US global investment firm TPG is buying a 40 percent stake in the rural bank subsidiary of Banco de Oro (BDO) Unibank, the Philippines’ largest domestic bank, the firm said in a statement.
Financial terms were not disclosed.
TPG will acquire One Network Bank (ONB) through TPG Growth III, a 2015-vintage vehicle which raised $3 billion. Limited partners in the fund are the New York State Common Retirement Fund and the Washington State Investment Board, which both invested $300 million; the Teacher Retirement System of Texas, which committed $250 million; and the California State Teachers’ Retirement System and the Oregon Public Employees’ Retirement System, which both committed $200 million, according to PEI Research & Analytics.
The company will use the investment to accelerate its expansion in the provinces and to develop new products in the underserved market segments.
BDO will retain 60 percent ownership of ONB, which has more than 100 branches in the Mindanao region.
ONB was formed in 2004 through the consolidation of three rural banks, Rural Bank of Panabo, Network Rural Bank (Davao) and Provident Rural Bank of Cotabato. BDO had purchased ONB for PHP 6.7 billion ($144 million; €127 million) last July through a share-swap deal, according to the Philippines’ Securities and Exchange Commission.
TPG has a track record with financial institution in developing markets. In 2008, it bought a 72 percent stake Indonesian lender Bank Tabungan Pensiunan Nasional (BTPN) for around $195 million. During the firm’s ownership, BTPN opened more than 550 new branches and created a microloan business that grew the bank's customer base to more than two million individuals and 250,000 small business owners.

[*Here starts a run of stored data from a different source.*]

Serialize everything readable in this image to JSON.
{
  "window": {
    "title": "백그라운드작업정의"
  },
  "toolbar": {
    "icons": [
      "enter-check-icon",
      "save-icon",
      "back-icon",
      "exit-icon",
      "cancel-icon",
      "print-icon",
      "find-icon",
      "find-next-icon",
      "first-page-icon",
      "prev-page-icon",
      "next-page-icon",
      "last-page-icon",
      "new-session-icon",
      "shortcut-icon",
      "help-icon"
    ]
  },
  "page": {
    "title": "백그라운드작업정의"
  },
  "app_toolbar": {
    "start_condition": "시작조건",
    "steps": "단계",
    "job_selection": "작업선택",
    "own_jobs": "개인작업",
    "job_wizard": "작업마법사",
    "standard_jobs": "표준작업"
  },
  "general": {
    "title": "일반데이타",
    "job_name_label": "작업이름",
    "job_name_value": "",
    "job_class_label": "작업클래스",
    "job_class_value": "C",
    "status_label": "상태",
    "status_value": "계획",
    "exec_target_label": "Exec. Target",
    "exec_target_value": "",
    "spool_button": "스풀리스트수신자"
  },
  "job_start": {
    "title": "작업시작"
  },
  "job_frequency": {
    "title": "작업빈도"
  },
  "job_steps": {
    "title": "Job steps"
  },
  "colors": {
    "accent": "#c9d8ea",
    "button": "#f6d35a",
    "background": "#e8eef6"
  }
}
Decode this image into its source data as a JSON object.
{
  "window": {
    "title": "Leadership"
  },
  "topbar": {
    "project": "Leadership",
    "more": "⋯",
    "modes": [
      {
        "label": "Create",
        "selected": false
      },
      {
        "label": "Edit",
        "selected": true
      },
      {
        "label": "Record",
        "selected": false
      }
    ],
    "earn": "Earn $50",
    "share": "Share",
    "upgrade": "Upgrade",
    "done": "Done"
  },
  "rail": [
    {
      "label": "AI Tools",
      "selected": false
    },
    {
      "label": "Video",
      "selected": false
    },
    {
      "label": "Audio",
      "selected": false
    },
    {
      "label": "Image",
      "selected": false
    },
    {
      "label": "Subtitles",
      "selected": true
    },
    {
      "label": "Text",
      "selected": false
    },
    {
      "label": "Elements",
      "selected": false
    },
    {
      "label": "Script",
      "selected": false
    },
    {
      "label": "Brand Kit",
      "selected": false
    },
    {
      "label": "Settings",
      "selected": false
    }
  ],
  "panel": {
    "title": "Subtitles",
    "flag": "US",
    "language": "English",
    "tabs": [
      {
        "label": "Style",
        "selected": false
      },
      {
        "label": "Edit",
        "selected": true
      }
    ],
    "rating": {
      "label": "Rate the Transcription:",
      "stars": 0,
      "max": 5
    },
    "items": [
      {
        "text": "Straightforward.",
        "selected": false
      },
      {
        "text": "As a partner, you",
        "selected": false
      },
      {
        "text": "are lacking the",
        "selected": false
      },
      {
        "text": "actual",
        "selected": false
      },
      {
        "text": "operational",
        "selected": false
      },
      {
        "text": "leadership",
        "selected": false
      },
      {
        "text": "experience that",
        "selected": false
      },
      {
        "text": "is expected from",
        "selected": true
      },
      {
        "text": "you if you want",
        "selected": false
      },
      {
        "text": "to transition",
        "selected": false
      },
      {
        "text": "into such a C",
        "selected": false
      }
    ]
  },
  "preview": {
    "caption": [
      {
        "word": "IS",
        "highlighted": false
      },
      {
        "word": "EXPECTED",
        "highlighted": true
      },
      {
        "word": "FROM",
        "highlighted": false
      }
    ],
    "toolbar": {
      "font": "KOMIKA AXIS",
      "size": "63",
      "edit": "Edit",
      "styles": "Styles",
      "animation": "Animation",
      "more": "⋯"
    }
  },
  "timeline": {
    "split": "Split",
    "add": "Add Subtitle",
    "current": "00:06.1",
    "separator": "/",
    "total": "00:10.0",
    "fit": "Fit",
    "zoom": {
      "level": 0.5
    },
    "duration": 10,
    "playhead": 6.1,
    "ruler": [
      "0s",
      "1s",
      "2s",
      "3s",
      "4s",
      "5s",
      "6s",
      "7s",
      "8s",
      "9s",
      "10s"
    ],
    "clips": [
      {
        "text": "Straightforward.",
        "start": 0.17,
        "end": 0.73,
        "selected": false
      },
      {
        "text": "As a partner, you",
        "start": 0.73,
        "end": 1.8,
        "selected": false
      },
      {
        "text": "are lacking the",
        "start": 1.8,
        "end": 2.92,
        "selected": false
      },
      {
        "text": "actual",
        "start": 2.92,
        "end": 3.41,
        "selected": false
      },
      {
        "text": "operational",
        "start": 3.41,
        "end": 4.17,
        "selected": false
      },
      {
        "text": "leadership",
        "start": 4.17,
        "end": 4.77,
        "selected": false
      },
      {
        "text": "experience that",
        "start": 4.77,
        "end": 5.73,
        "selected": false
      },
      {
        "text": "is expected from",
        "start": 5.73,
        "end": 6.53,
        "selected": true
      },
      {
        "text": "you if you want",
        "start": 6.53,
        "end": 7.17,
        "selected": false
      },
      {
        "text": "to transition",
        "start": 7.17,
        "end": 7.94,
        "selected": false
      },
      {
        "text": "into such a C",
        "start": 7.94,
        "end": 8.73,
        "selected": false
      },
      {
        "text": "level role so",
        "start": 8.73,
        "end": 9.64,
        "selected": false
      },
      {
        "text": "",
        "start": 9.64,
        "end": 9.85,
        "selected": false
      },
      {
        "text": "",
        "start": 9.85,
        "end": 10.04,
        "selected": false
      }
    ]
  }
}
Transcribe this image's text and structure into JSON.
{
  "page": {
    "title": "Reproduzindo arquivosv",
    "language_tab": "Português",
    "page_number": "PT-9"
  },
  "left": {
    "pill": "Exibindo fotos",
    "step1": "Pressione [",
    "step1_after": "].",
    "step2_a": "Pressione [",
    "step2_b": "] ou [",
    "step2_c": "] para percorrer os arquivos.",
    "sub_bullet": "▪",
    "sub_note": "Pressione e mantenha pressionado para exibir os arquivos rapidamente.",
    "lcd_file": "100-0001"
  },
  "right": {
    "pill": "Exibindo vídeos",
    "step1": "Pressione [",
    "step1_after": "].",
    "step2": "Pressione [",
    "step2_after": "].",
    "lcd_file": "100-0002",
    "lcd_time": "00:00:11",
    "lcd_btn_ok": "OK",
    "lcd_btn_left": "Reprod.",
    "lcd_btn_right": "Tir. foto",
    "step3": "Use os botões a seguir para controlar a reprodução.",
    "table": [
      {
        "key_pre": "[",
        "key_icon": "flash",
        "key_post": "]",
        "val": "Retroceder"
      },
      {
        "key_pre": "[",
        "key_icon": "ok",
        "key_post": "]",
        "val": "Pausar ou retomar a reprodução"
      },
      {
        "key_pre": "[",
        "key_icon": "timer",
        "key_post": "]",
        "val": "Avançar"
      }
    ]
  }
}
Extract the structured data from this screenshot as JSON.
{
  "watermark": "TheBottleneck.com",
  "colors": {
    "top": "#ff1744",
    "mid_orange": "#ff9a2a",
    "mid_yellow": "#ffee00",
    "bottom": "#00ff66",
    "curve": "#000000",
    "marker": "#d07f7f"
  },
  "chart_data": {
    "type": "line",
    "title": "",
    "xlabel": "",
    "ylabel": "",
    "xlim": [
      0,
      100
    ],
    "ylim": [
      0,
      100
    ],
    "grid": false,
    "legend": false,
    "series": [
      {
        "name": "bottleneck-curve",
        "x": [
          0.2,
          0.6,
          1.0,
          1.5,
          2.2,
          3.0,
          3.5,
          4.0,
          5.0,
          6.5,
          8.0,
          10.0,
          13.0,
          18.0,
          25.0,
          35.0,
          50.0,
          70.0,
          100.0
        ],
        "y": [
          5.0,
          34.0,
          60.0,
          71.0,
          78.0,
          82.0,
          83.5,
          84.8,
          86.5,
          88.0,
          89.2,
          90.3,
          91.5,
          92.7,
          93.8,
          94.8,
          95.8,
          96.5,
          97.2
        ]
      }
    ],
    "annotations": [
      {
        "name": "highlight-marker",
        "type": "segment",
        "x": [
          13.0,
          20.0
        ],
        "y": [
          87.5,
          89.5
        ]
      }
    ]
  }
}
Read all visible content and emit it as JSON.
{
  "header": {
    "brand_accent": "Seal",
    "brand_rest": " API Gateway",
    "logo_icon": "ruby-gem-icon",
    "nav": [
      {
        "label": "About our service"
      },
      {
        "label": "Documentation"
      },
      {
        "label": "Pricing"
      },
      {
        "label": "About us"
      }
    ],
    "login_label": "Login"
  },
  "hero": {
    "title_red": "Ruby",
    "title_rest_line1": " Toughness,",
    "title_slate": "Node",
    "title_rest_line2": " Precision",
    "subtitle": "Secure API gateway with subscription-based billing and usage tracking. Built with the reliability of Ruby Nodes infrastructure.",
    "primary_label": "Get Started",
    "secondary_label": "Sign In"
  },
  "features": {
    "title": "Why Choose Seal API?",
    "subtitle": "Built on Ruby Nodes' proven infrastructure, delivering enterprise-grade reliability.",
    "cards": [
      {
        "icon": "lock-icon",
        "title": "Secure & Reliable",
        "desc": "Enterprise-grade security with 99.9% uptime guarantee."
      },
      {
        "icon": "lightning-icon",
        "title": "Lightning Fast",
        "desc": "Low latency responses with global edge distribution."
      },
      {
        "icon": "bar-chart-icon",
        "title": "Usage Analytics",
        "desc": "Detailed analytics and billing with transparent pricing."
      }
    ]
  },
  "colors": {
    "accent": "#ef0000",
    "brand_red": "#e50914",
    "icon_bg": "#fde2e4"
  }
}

Earlier this year, the firm led a $210 million funding round in Bangalore-based microfinance lender Janalakshmi Financial, alongside Morgan Stanley Private Equity Asia and electrical equipment company Havells India.
Other financial institutions TPG has invested in include Indonesian microfinance institution BFI, the Shenzhen Development Bank in China, the Union Bank of Colombo in Sri Lanka and India’s Shriram City Union Finance.
The investment in ONB marks TPG's second investment in the Philippines, having previously invested in housing developer 8990 Holdings in 2014.
“TPG has worked with many highly impactful financial services businesses across Asia. Our insight in the sector has come from years of identifying and developing the full potential of strong businesses,” head of TPG South-East Asia Ganen Sarvananthan said.
The transaction is subject to closing conditions and regulatory approval.
TPG Growth is a middle market investment platform of TPG that manages more than $7 billion across technology, media, industrials and financial services sectors.
Singapore’s Government Investment Corporation, Baring Private Equity Asia, ADM Capital, Capital International and CVC Capital Partners are among private equity firms that have invested in the Philippines in the last five years.
Earlier this month, private equity players told Private Equity International they are “cautiously optimistic” about the Philippines’ newly elected president Rodrigo Duterte, who has made a splash in international headlines with his comments on restoring law and order in the country. He had initially said he would wage a “bloody war” against crime and eradicate corruption in the first six months of his term.